Step 4: Genomes indexing
Index all the genomes downloaded in Step 1 with Bowtie10 version 1.1.0. An example of how to make this indexing follows below:
$ bowtie-build uk_sars_cov_2_clean.fa uk_sars_cov_2_clean
This step must be performed for every genome downloaded in Step 1.
Step 5: Path settings and siRNAs sequences generation
Edit step_0_seq.pl script file informing, where indicated, the path to the fasta file of SARS-CoV-2 Wuhan strain from NCBI Assembly (code ASM985889v3), downloaded in Step 1. After that, edit aln_commands.pl script file informing, where indicated, the paths of prefixes of indexed genomes in Step 4. Then, run the following commands:
$ ./step_0_seq.pl 21 > input
$ ./aln_commands.pl input 21 > aln_commands_21.sh
Where step_0_seq.pl generates siRNAs of 21 nucleotides length, saving them on input; and aln_commands.pl generates a shell-script file responsible for executing the alignments of generated siRNAs sequences against indexed genomes, producing STS files that report the minimum number of needed mismatches for those siRNAs to have a match with those genomes.
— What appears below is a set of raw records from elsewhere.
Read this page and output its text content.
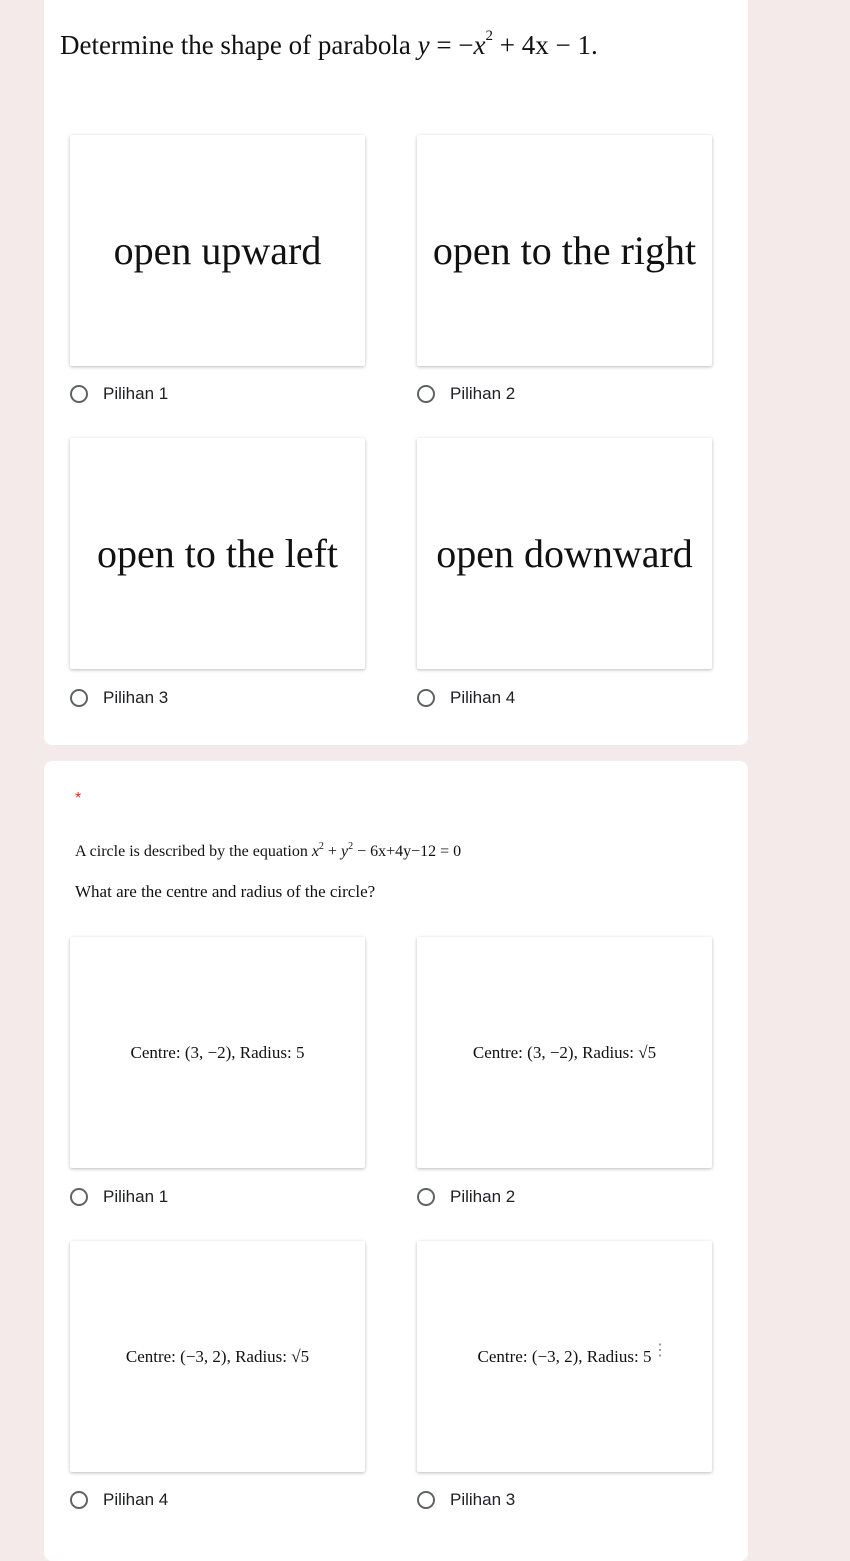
Determine the shape of parabola $y = -x^2 + 4x - 1$.
open upward	open to the right
Pilihan 1	Pilihan 2
open to the left open downward
Pilihan 3	Pilihan 4
*
A circle is described by the equation $x^2 + y^2 - 6x+4y-12 = 0$
What are the centre and radius of the circle?
Centre: (3, −2), Radius: 5	Centre: (3, −2), Radius: √5
Pilihan 1	Pilihan 2
Centre: (−3, 2), Radius: √5	Centre: (−3, 2), Radius: 5 ⋮
Pilihan 4	Pilihan 3
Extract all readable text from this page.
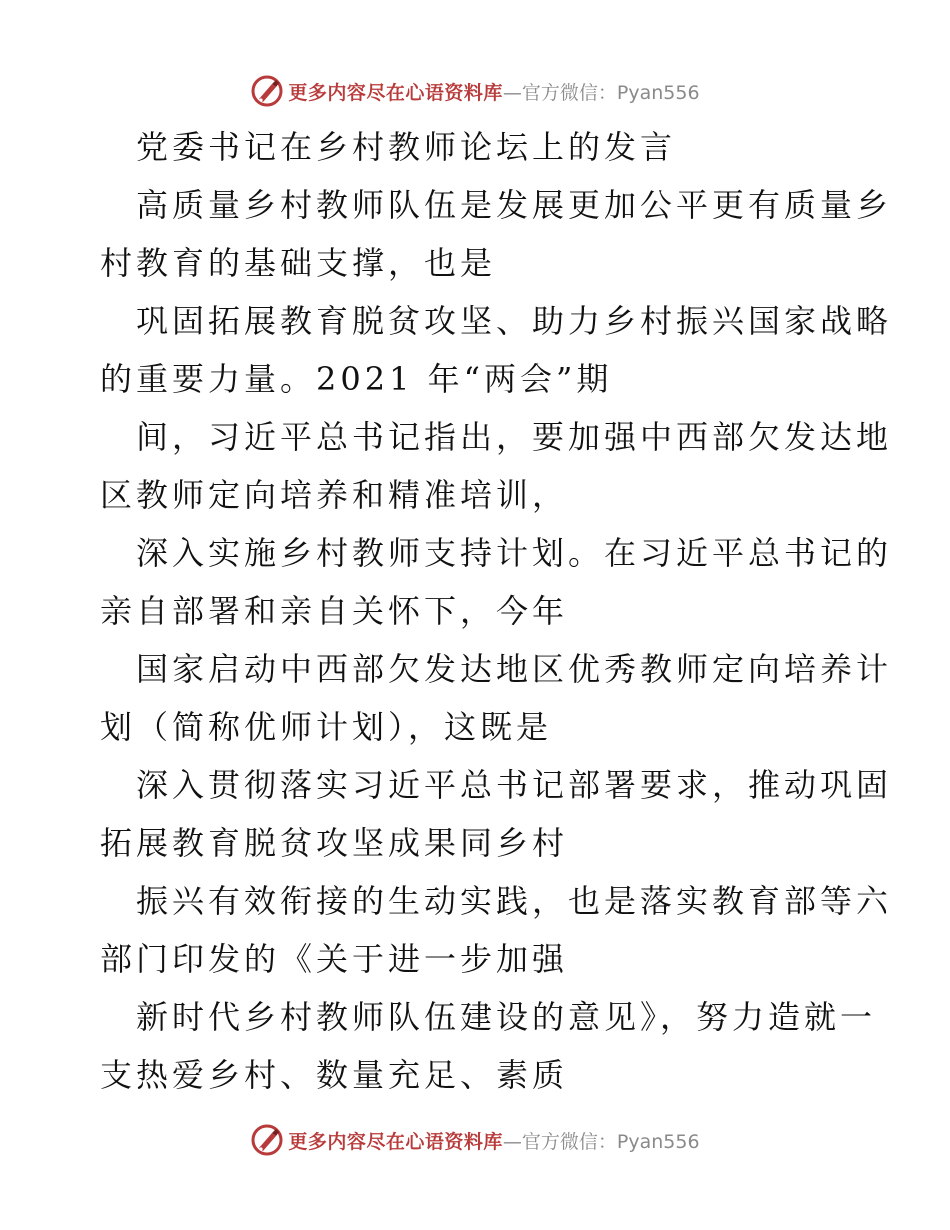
更多内容尽在心语资料库 —官方微信：Pyan556
党委书记在乡村教师论坛上的发言
高质量乡村教师队伍是发展更加公平更有质量乡
村教育的基础支撑，也是
巩固拓展教育脱贫攻坚、助力乡村振兴国家战略
的重要力量。2021 年“两会”期
间，习近平总书记指出，要加强中西部欠发达地
区教师定向培养和精准培训，
深入实施乡村教师支持计划。在习近平总书记的
亲自部署和亲自关怀下，今年
国家启动中西部欠发达地区优秀教师定向培养计
划（简称优师计划），这既是
深入贯彻落实习近平总书记部署要求，推动巩固
拓展教育脱贫攻坚成果同乡村
振兴有效衔接的生动实践，也是落实教育部等六
部门印发的《关于进一步加强
新时代乡村教师队伍建设的意见》，努力造就一
支热爱乡村、数量充足、素质
更多内容尽在心语资料库 —官方微信：Pyan556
After that, the user has the option of generating sequences between 18 and 21-nt long by changing the 21 in the above commands by the size of interest. Generated aln_commands_21.sh script file can be either run sequentially (one command at a time) or by batches of commands run in parallel. Finally, create a directory called STS and move all generated STS files to it.
Step 6: Database building
Run script file run.pl for generating siRNA targets database, using the following command:
$ ./run.pl 21
Where 21 is the length of siRNAs sequences. The user must assure that this number is the same as the used in Step 5, at step_0_seq.pl script. Important note: the user also must ensure that run.pl script, bin directory, STS folder, NC_045512.bed file, and db_olig_seq2.pl script file are in the same folder. All of these files are available at https://github.com/inaciomdrs/sirna_db_building_protocol. run.pl calculates features regarding base context, thermodynamic information, and efficiency prediction, using for these latter two ThermoComposition218 and si_shRNA_selector9 software and the other downloaded scripts in Step 2 for the whole process of database building. It also organizes information in STS files across the produced table. It’s important to note that run.pl triggers processes that are run in background. Use top program to track the execution of such processes and know when they are finished. When this finally happens, execute the following two commands:
$ cat *.res > db.txt
$ rm input.*
Where db.txt is the generated siRNAs database for the chosen size.